Hier zeigt sich ein weiteres Mal, dass ein Café nicht wegen irgendwelchen bestimmten Getränken, der gelungenen Einrichtung (bis auf das Klo im 1.Stock ohne Lift) oder den Speisen, sondern erst aus einer Mischung dieser Dinge mit dem entsprechend heterogenen Publikum zu einem Wiener Kaffeehaus im eigentlichen Sinn wird. Als solches zeichnet es sich nämlich meiner Meinung nach vor allem durch die vielfältige Nutzbarkeit durch ein bunt gemischtes Publikum aus. Hier kann gelernt, gelesen, gespielt, gespeist, geschlafen und vieles mehr werden, ohne dass diese Nutzung als unangebracht erscheinen würde.
Ein solcher Ort ist im Grunde ein neutraler, da hier Menschen aus sehr vielfältigen gesellschaftlichen Schichten und Kulturen für beschränkte Zeit auf engstem Raum zusammen – oder besser nebeneinander – leben: Ein alternativ gekleideter End-20er verbessert Hausaufgaben, daneben sitzt ein etwa 80jähriger „Herr Hofrat“ und ein paar Tische weiter unterhält sich eine „Austauschstudentin“ mit ihrer Kollegin auf Englisch. Vorne im Raucherbereich sitzt ein Arbeiter im „Blaumann“ und trinkt seinen Kaffee während sich daneben eine Gruppe „Intellektueller“ angeregt mit Zetteln und Stiften in der Hand unterhält. Ein offensichtlich sehr gut situierter junger Mann von nicht viel über 20 Jahren raucht seine standesgemäße Pfeife und blättert gelangweilt in der Kronenzeitung.
Klar schätze ich den guten reinen Arabica Kaffee, das reichhaltige Zeitungsangebot – das vor allem wegen der bei uns sehr teuren Londoner Times und der spanischen El Pais hervorzuheben ist – aber ohne die typische, wesentlich von dem sehr heterogenen Publikum bestimmte Atmosphäre fühle ich mich eben nicht vollends zu Hause.

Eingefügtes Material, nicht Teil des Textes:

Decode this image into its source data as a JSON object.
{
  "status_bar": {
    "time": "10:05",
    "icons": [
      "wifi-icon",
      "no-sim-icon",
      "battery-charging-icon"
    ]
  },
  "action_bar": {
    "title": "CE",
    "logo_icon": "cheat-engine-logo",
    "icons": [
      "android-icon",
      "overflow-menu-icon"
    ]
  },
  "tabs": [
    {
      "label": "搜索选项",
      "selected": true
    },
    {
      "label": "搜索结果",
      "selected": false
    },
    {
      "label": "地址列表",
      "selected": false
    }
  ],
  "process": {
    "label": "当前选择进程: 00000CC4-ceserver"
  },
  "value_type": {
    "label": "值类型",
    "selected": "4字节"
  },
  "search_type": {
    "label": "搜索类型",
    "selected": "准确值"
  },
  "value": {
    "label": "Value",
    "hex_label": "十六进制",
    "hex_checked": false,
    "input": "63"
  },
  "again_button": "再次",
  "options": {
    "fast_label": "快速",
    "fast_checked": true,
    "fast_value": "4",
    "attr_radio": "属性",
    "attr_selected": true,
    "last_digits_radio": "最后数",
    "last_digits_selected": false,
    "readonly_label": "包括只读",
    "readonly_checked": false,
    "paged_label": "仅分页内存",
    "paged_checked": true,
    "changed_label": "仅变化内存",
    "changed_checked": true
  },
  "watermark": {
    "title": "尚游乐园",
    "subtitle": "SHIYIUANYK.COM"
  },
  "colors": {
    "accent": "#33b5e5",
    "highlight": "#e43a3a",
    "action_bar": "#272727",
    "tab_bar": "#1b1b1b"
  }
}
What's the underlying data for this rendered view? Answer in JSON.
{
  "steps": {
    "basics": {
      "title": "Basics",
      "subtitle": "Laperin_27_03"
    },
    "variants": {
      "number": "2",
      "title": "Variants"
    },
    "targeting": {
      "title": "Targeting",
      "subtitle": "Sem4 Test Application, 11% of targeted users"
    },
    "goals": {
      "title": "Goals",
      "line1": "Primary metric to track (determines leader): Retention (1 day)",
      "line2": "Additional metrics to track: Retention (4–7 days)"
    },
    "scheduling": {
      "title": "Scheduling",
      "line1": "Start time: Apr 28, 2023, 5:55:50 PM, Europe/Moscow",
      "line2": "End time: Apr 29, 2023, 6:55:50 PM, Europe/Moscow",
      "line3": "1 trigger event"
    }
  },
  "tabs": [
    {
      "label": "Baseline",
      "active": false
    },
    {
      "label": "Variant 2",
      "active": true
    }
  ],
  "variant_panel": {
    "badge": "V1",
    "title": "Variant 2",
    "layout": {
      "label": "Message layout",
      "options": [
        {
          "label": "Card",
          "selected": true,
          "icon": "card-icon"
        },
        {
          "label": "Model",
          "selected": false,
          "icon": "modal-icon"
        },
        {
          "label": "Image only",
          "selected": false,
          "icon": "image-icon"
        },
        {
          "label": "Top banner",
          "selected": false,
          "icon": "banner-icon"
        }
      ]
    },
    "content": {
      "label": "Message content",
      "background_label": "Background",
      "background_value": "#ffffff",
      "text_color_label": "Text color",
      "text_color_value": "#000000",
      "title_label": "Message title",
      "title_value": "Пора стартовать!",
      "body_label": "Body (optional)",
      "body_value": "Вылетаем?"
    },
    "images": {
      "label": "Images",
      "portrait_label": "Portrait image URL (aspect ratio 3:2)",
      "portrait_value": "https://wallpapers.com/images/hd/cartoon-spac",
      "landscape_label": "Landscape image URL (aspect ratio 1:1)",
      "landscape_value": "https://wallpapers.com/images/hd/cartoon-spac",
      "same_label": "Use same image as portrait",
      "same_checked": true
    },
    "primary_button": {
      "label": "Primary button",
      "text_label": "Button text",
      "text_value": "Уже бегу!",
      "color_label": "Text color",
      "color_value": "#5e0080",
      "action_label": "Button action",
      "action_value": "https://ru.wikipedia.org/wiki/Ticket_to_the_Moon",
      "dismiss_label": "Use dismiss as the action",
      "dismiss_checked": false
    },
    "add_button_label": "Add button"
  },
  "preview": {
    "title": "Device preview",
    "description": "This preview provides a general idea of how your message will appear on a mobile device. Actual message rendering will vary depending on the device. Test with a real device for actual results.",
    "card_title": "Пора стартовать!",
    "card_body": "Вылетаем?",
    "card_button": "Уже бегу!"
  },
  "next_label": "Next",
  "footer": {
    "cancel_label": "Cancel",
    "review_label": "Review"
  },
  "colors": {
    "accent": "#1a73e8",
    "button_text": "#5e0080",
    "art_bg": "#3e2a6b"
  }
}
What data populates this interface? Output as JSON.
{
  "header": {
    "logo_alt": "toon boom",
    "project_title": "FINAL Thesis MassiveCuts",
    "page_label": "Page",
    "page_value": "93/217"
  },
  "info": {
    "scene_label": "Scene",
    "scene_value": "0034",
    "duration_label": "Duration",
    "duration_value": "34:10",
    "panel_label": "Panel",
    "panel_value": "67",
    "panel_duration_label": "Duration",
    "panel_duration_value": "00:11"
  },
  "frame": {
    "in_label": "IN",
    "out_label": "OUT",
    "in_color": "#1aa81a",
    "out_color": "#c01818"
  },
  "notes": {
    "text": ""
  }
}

Das Café im Schottenstift ist trotz seiner angenehm reduzierten aber nicht unangemessen modern wirkenden Einrichtung und den anderen oben erwähnten Vorzügen sicher kein besonders uriges oder herausragendes Exemplar seiner Gattung, aber Kaffeehauskultur ist Alltagskultur, und die zeigt sich besonders gut in solchen gelungenen, aber nicht beeindruckenden Lokalitäten wie eben dem Café im Schottenstift, das im besten Sinn ein neutraler Ort ist.